After the acquisition, P does not hold directly or indirectly more
than 50 percent of the stock (by vote or value) of any member of the
EAG and, thus, the acquisition results in a loss of control
described in paragraph (c)(3) of this section. Accordingly, under
paragraph (c)(1) of this section, the FS stock owned by B is
included in the denominator, but not in the numerator, of the
ownership fraction. Therefore, the ownership fraction is 40/100. FS
is not a surrogate foreign corporation.
Example 8. Internal group restructuring; partnership--(i) Facts.
LLC, a Delaware limited liability company, is engaged in the conduct
of a trade or business. P, a corporation, holds 90 percent of the
interests of LLC. A, a person unrelated to P, holds 10 percent of
the interests of LLC. LLC has not elected to be treated as an
association taxable as a corporation. P and A transfer their
interests in LLC to FS, a newly formed foreign corporation, in
exchange for 90 shares and 10 shares, respectively, of FS's stock,
which are all of the outstanding shares of FS. Accordingly, LLC
becomes a disregarded entity.
(ii) Analysis. Prior to the FS's acquisition of the interests of
LLC, LLC was a domestic partnership for Federal income tax purposes.
FS has acquired substantially all the properties constituting a
trade or business of LLC pursuant to a plan. After the acquisition,
P holds 90 percent of FS's stock (by vote and value) by reason of
holding a capital and profits interest in LLC, and A holds 10
percent of FS's stock (by vote and value) by reason of holding a
capital and profits interest in LLC. The internal group
restructuring exception under paragraph (c)(2) of this section
applies, because before the acquisition, P held 80 percent or more
of the capital and profits interest in LLC, and after the
acquisition, P holds 80 percent or more of the stock (by vote and
value) of FS. Under paragraph (c)(1) of this section, the FS stock
held by P is included in the denominator, but not the numerator, of
the ownership fraction. Accordingly, the ownership fraction is 10/
100. FS is not a surrogate foreign corporation.

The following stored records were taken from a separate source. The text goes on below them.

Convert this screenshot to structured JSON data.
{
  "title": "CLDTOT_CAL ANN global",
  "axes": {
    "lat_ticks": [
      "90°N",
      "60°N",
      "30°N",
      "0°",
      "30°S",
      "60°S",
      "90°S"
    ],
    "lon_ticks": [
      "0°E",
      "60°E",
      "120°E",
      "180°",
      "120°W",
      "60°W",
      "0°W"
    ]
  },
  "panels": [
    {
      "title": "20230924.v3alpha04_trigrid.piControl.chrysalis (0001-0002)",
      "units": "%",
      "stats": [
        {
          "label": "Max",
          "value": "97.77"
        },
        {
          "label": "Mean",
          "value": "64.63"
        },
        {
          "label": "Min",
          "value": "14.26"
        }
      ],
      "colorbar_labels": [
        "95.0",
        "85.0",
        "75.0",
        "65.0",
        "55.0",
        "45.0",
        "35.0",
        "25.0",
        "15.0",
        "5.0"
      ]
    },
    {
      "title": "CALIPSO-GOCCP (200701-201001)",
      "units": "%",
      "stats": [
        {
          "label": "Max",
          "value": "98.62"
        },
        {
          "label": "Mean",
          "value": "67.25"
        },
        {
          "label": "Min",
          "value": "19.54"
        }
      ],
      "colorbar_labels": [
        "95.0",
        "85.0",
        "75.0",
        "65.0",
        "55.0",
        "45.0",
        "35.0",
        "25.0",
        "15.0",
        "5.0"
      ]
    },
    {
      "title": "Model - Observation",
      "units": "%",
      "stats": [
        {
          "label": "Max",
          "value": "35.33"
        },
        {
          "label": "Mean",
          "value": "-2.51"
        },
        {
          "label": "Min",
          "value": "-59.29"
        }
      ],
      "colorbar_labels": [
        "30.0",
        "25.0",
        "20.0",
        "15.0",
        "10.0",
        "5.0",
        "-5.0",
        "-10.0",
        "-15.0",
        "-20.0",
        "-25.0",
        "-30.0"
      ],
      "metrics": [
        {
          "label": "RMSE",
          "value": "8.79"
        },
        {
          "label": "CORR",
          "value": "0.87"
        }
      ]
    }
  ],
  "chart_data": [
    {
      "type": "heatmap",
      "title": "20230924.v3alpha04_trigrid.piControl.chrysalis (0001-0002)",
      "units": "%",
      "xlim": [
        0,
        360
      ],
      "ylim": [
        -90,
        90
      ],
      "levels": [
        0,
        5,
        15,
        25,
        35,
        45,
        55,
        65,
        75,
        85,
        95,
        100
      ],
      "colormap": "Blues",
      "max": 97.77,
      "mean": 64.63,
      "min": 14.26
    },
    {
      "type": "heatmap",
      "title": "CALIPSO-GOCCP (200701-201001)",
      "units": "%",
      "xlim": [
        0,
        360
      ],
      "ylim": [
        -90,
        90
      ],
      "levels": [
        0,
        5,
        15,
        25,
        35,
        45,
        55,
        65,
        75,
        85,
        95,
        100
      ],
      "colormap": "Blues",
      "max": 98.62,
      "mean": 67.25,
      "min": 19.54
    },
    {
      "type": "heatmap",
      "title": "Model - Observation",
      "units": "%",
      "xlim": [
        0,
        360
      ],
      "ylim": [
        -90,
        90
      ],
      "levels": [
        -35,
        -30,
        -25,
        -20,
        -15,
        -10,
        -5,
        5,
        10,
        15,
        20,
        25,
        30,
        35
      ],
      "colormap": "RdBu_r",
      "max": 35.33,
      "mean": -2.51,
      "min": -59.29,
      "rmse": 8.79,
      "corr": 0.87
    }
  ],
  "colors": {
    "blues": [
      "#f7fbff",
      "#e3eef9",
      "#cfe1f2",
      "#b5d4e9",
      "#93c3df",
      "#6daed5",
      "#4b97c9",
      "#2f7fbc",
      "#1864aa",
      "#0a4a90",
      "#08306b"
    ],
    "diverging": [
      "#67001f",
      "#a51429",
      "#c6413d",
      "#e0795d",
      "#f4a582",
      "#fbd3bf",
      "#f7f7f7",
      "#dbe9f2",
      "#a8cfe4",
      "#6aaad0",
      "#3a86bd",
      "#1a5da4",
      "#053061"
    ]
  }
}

(g) Effective/applicability date. Except as otherwise provided in
this paragraph, this section shall apply to acquisitions completed on
or after May 20, 2008. This section shall not, however, apply to an
acquisition that was completed on or after May 20, 2008, provided such
acquisition was entered into pursuant to a written agreement which was
(subject to customary conditions) binding prior to May 20, 2008, and at
all times thereafter (binding commitment). For purposes of the
preceding sentence, a binding commitment shall include entering into
options and similar interests in connection with one or more written
agreements described in the preceding sentence. Notwithstanding the
general application of this paragraph, taxpayers may elect to apply
this section to prior acquisitions, but must apply it consistently to
all acquisitions within its scope.
Linda E. Stiff,
Deputy Commissioner for Services and Enforcement.
Approved: May 8, 2008.
Eric Solomon,
Assistant Secretary of the Treasury (Tax Policy).